Step 5 — The worked example

examples/research_crew.py ties everything together: three OpenAI Agents agents (researcher → fact_checker → editor) registering into a fresh swarm, an editor whose publish_brief function tool is cap-gated, a citation-enforcing constitution that forbids claim_published envelopes lacking the verified_citations tag, two bypass attempts that trip the four-stage enforcement chain (detect → coach → quarantine → evict), and a split audit-delta assertion to keep the substrate-correctness signal crisp despite LLM nondeterminism in the handoff phase.

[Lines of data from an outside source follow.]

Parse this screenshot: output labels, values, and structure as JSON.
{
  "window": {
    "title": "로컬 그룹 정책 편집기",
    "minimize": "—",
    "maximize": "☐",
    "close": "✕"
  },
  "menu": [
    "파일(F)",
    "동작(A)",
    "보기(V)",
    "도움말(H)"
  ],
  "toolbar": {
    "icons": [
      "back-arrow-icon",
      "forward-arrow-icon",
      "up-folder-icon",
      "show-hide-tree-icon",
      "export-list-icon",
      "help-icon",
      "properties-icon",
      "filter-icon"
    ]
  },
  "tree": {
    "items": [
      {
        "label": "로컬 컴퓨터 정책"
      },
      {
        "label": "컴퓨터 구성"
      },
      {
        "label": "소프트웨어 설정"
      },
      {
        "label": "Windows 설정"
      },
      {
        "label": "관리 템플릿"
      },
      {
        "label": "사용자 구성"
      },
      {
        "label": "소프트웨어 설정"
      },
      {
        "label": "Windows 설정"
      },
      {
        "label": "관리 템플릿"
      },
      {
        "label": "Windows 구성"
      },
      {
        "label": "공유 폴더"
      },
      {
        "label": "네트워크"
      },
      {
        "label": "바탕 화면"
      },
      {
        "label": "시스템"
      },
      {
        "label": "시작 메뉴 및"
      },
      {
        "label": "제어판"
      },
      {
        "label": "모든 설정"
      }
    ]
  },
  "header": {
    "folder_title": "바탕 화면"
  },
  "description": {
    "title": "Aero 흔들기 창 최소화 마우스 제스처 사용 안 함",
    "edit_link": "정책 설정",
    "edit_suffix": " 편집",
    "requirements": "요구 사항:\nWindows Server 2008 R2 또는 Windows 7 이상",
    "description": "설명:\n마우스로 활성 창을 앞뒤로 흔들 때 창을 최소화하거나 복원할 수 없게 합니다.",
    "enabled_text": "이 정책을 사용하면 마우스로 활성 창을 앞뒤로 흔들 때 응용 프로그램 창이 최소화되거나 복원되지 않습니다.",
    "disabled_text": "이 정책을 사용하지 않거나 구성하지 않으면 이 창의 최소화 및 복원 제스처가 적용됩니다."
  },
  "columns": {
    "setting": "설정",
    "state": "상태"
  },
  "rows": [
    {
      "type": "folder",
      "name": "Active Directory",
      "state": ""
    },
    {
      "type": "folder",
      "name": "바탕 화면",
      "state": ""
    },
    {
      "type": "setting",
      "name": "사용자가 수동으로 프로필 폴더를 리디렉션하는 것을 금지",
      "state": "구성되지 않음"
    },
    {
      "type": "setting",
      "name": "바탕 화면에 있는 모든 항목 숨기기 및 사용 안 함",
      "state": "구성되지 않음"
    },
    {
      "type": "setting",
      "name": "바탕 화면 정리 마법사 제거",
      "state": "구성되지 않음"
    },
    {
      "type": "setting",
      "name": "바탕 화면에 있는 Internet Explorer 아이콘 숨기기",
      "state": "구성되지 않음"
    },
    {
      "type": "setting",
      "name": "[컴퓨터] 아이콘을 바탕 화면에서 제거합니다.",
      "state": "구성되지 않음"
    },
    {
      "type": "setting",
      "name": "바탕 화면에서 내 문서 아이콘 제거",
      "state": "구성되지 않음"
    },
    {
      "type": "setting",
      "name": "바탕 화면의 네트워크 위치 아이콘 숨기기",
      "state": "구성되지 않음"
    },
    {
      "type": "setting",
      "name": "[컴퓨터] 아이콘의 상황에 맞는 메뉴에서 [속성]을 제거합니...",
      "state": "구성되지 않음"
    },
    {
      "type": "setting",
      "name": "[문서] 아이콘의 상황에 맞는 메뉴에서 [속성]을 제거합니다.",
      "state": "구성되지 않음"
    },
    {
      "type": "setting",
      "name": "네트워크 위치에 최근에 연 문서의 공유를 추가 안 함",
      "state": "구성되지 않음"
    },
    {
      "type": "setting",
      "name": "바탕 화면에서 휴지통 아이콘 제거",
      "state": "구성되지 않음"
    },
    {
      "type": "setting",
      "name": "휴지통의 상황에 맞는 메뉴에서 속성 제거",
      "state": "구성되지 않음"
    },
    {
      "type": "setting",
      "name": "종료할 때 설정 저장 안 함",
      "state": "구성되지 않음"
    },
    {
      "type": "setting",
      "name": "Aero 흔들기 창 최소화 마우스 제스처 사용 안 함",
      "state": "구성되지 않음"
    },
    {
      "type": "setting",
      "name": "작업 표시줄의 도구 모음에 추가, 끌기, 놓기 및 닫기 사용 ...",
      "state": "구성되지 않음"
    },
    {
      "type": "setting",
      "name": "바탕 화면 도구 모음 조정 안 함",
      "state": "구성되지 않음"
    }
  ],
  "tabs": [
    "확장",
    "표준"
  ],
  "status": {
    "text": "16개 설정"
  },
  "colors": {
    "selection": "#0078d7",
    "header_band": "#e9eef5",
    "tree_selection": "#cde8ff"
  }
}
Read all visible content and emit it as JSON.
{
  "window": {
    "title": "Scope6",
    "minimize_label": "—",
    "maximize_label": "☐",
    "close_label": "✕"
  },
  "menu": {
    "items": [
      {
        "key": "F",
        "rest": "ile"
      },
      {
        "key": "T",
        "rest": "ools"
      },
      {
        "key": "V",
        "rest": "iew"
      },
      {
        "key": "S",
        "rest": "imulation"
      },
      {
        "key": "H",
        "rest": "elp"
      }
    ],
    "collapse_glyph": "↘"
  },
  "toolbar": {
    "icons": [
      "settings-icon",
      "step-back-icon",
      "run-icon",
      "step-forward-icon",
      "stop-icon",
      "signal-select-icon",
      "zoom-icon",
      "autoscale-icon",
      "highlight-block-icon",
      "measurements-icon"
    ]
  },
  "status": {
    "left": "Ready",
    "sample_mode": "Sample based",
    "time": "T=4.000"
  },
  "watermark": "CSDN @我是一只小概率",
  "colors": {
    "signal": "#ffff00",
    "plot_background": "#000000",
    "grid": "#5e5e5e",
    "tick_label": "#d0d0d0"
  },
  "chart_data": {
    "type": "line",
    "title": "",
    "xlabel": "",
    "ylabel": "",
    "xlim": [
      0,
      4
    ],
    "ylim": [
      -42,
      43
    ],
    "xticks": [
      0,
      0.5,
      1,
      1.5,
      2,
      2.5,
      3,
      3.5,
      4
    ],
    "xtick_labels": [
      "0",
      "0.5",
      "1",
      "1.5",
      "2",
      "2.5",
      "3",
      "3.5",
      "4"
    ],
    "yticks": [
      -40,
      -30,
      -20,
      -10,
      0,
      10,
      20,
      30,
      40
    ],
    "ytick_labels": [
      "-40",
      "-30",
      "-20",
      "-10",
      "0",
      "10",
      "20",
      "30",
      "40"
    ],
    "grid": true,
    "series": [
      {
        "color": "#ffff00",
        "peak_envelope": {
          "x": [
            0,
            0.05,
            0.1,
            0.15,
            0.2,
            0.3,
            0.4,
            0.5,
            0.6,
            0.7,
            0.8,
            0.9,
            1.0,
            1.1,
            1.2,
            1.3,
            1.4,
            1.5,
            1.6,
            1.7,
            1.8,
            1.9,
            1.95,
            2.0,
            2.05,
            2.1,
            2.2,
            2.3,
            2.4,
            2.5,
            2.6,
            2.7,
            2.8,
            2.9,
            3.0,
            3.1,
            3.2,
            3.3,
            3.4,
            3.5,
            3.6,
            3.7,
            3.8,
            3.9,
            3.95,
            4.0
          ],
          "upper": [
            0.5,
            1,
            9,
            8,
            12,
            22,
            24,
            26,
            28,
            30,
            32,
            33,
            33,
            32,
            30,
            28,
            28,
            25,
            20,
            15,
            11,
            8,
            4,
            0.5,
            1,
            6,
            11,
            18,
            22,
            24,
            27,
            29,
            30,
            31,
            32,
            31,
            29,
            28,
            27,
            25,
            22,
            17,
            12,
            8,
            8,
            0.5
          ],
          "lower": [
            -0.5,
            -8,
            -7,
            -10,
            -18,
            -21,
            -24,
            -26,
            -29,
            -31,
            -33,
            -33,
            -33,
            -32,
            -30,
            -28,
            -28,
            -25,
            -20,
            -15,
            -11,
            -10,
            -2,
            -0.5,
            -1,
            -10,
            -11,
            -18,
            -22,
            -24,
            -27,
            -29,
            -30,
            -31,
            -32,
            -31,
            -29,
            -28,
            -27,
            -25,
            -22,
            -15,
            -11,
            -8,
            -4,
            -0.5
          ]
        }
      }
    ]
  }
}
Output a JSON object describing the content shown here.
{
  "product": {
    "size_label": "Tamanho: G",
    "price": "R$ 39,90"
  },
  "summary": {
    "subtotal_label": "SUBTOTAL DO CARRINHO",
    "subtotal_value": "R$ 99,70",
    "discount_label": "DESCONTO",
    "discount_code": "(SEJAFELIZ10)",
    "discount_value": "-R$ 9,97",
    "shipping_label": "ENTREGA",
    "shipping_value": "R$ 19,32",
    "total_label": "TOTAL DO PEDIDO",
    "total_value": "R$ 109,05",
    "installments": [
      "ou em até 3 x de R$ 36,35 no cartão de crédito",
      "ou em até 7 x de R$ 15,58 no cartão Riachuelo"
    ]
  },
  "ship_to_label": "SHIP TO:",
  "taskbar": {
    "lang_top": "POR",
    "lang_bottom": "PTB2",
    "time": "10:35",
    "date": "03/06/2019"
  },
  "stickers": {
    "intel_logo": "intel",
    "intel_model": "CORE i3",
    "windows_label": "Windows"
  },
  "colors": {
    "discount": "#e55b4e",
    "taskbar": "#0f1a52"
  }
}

The applied walkthrough at Research crew with citation enforcement covers the example end-to-end — the cast, the constitution, the bridge wiring, the bypass-and-chain pattern, and why the pre→mid / mid→after split exists. Read it after this page if you want to see all the pieces work together against a real control plane.


Where to go from here

  • Layer a constitution. Use the operator quickstart to author and activate a Cedar+ constitution; every send through an OpenAI Agents agent will then be evaluated against it, with denies surfacing as yutha.ConstitutionDenied. The research-crew example is the reference for what an enforcement-active OpenAI Agents flow looks like end-to-end.
  • Custom LLMs. OpenAI Agents supports model switching via its model= parameter on each Agent (and via LiteLLM for cross-provider configs). Yutha is LLM-agnostic — switch models freely; the substrate semantics don't change.
  • Hybrid swarms. Nothing prevents an OpenAI Agents agent, a LangGraph agent, a CrewAI agent, and a Microsoft Agent Framework agent from sharing the same swarm. They register the same way, sign with the same Ed25519 algorithm, and produce the same receipts. The audit log records the framework field per passport, so you can attribute behavior to the right framework after the fact. A mixed-framework swarm demo is on the roadmap as a later capstone.
  • Spec reference. The OpenAI Agents adapter is a thin wrapper around primitives defined in /spec/ — passports, envelopes, capabilities, receipts. If you want to understand exactly what the bridge puts on the wire when it emits a handoff-audit envelope, that's where to look.